Those of you that have checked out my locomotive fleet will have seen an odd-ball amongst all the LNER engines. No 746 Pendragon, a SR King Arthur. Well, its all very prototypical……

The answer, its 1943 and Heaton depot has 10 King Arthurs on loan from the Southern to handle the vast amounts of freight on the mainline. My Rede Valley line fictionally runs from Newcastle to join the Waverley somewhere near St Boswells, and I make the assumption the engines to be seen are supplied by Heaton depot to the south and St Margarets in the north.

In fact Heaton had a succession of large freight engines on loan from early 1943 onwards, firstly Robinson O4s released from the ex Hull and Barnsley, these were supplemented by the King Arthurs before being  replaced by USA 2-8-0s. The USA engines are the only wartime loanee not available in model form, even in HO scale. The USA engines eventually went off to europe and were replaced by WD 2-8-0s before these too were deployed on active service and were replacedin turn by Stanier 8Fs.

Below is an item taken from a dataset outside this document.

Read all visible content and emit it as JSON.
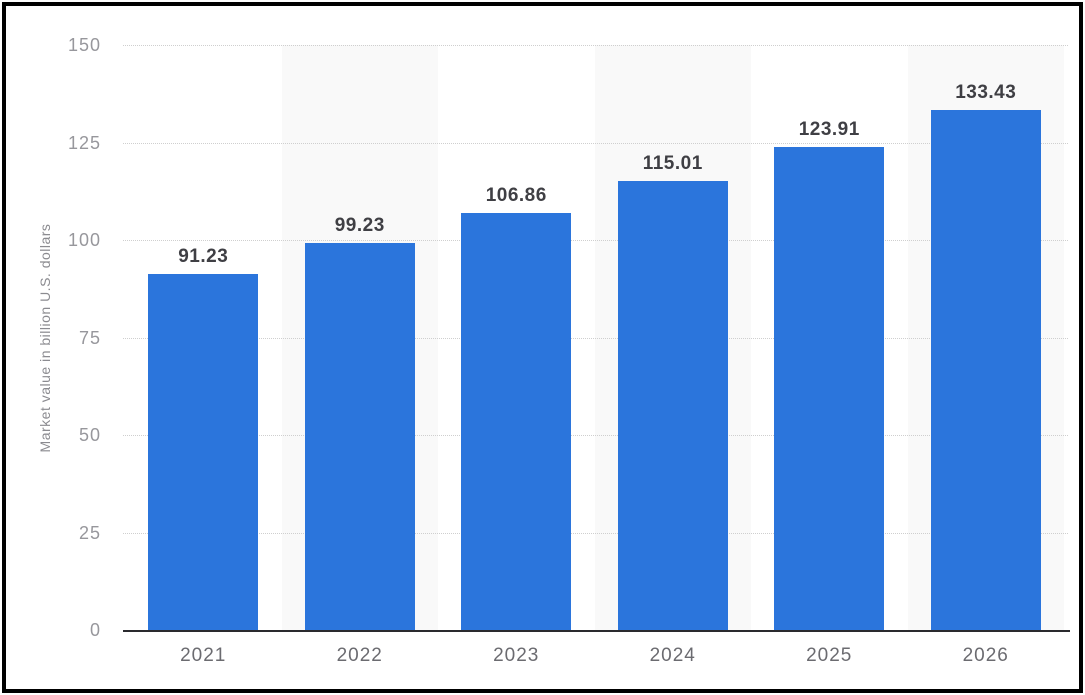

My research has shown the following 10 King Arthurs went to Heaton, though some sources contradict and list only 7 (excluding 748,749 &750)

739 King Leodegrance
740 Merlin
742 Camelot
744 Maid of Astolat
747 Elaine
748 Vivien
749 Iseult
750 Morgan Le Fay
751 Etarre
754 The Green Knight

Heaton primarily used the Arthurs on northbound freights, generally on V2/K3 workings, and while the Heaton crew would work to Tweedmouth the loco would work on to Edinburgh and bayond.

The 8F, Austerity and Arthur, as well as a wartime black example of one of Heaton’s many V2s all run on my layout. I only recently found out about the O4s, and I finally have an excuse to own one.

My king Arthur isn’t on the list above. At the time it was bought my daughter was in a school production of the Arthurian musical “Pendragon”, and the name was simply too appropriate to all the modelling opportunities missed due to transporting her back and forth to countless rehearsals.

The eventual plan is that the Rede Valley timetable will start in the 1930’s and as the day moves on so too does the year and the changes that took place to the railways as war started will be demonstrated, finishing with the postwar recovery, new Thompson & Peppercorn engines, the return of apple green and the 1946 renumbering. The theme can easily continue into nationalisation, but so far apart from Tornado there is no post 1948 stock on the layout.

Subsequently, Hornby have made the King Arthur available in the correct wartime black livery. I might need to trade Pendragon in for one of these!